We explore three different logistic regression methods of classifying events as storms based on Dst. Our logistic regression methods use predictors to create a model that can determine the probability that a given event is a storm. We varied our predictors in order to find a method will low error rates. First, we used Dst lows as our predictors. Then we detrended the Dst data and used Dst lows as our predictors. Finally we used the percent decrease in Dst from the day before as a predictor. We found that all of these methods were more effective than the threshold method.

Alex Gladwin
Who Writes the Unwritable?:  The Issue of Authorship in H. P. Lovecraft and C. M. Eddy’s “The Loved Dead.”
Abstract:  In 1924, Weird Tales published a controversial story called “The Loved Dead,” which is told from the perspective of a necrophile. The issue was banned in at least Indiana. Today, the controversy surrounds the story’s authorship; while it was originally published under the name C. M. Eddy, Jr., a contemporary weird fiction writer and friend of Eddy’s, H. P. Lovecraft, is known to have done some sort of revision work on the story. The extent, however, is uncertain, and has caused debate. Thus, we will look at “The Loved Dead” using Stylometry, a study that attempts to quantify underlying aspects of style, in order to provide evidence toward a more informed claim of the controversial tale’s authorship.

John Balderston
Foxes, Hipsters, and The Internet Meme: A First-World Social Epidemic
Abstract:  The Internet Meme: a fast spreading, sometimes “viral,” internet fad that is quite possibly the fastest mutating disease known to mankind. The Meme virus threatens the health and abdominal circumference of individuals everywhere. The multiple strains of the virus and its speedy mutation rate have left the grand majority of the human race perpetually infected. For this reason, we create a mathematical SIR model to demonstrate the spread of memes, where individuals can either be Susceptible (S), Addicted (A), or Rehabilitated (R). Our SAR model incorporates social impacts on the spread of this dreaded plague, including personal preference, hipster effects, boredom, and meme mutation. Observing the internet meme in this manner allows for the relevant understanding of social diseases, in which interactions within the population can result in a form of vaccination or devaccination, unseen in typical SIR modeling.
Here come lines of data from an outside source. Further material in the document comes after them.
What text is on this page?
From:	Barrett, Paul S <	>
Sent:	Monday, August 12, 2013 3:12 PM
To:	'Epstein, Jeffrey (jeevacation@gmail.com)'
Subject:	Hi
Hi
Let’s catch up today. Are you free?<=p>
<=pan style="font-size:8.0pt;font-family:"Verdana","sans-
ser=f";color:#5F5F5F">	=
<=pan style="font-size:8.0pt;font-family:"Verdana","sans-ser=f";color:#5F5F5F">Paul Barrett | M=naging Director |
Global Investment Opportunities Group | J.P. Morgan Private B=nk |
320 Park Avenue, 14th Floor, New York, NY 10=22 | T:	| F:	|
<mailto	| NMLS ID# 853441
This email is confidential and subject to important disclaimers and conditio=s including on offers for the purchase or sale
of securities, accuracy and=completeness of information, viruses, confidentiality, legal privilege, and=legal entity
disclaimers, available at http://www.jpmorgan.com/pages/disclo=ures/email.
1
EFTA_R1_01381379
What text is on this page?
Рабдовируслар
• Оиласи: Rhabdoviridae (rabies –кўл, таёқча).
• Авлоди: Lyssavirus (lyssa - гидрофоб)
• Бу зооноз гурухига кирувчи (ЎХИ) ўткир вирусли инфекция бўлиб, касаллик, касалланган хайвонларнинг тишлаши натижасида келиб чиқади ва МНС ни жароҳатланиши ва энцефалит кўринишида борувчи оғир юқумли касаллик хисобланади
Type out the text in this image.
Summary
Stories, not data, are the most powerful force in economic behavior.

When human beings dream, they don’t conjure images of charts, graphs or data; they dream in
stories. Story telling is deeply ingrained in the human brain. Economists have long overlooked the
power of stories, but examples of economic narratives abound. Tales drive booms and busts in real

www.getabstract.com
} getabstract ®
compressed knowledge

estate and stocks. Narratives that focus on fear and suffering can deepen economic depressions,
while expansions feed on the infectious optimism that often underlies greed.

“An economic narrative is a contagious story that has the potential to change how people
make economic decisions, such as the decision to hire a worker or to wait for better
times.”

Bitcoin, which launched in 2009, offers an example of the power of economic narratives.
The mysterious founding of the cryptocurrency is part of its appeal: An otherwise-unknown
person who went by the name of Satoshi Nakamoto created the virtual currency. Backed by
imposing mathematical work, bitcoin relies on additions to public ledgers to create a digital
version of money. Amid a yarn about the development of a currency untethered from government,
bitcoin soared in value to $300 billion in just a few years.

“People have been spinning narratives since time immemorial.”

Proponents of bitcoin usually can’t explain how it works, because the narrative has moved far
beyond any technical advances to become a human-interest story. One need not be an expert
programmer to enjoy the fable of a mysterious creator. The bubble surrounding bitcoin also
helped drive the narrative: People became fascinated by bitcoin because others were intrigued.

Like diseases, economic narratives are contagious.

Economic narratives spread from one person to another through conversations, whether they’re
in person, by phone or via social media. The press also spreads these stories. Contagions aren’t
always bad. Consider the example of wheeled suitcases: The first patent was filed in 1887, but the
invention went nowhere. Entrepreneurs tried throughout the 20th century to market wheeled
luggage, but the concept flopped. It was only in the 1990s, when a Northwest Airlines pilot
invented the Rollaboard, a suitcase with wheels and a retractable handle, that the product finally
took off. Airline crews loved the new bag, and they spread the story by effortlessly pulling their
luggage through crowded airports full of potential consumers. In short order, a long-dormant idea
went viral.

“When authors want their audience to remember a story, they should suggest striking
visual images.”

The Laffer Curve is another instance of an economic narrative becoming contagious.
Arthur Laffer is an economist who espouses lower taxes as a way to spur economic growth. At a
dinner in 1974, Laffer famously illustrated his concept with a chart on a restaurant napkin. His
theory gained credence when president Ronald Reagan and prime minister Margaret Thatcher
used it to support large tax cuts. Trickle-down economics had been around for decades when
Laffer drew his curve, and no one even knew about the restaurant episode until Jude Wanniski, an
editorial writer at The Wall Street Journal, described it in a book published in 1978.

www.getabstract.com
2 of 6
Our hope is that our SARs will lend insight into combating the spread of this debilitating disease.

Juan Chang
Predicting Owner Tendencies in Fantasy Football Drafts
Abstract:  As the world of professional sports grows more popular every year, so do interactive competitions such as fantasy sports. Fantasy Football, in particular, is among the most widely enjoyed competitions in the United States, today. Fantasy Football has become more popular, and league play has become more competitive as owners decide to gamble their money for potential profit. As the competitiveness increases, owners strive to compile the best possible team. In particular, owners will have an advantage if they can pick the player they want each and every round of the Fantasy Football Draft. This research will create a model that will be beneficial for Fantasy Football owners who want to succeed in their leagues, specifically the draft. By gathering information to develop a data set, multinomial logistic regression analysis will be used in order to develop this model. This model will act as a forecast, predicting the upcoming picks in the draft, so that owners can successfully anticipate which specific NFL players will be available at any point in time. This will allow the owner to produce a team of players he or she wants and, ultimately, have the most successful team by the end of the season.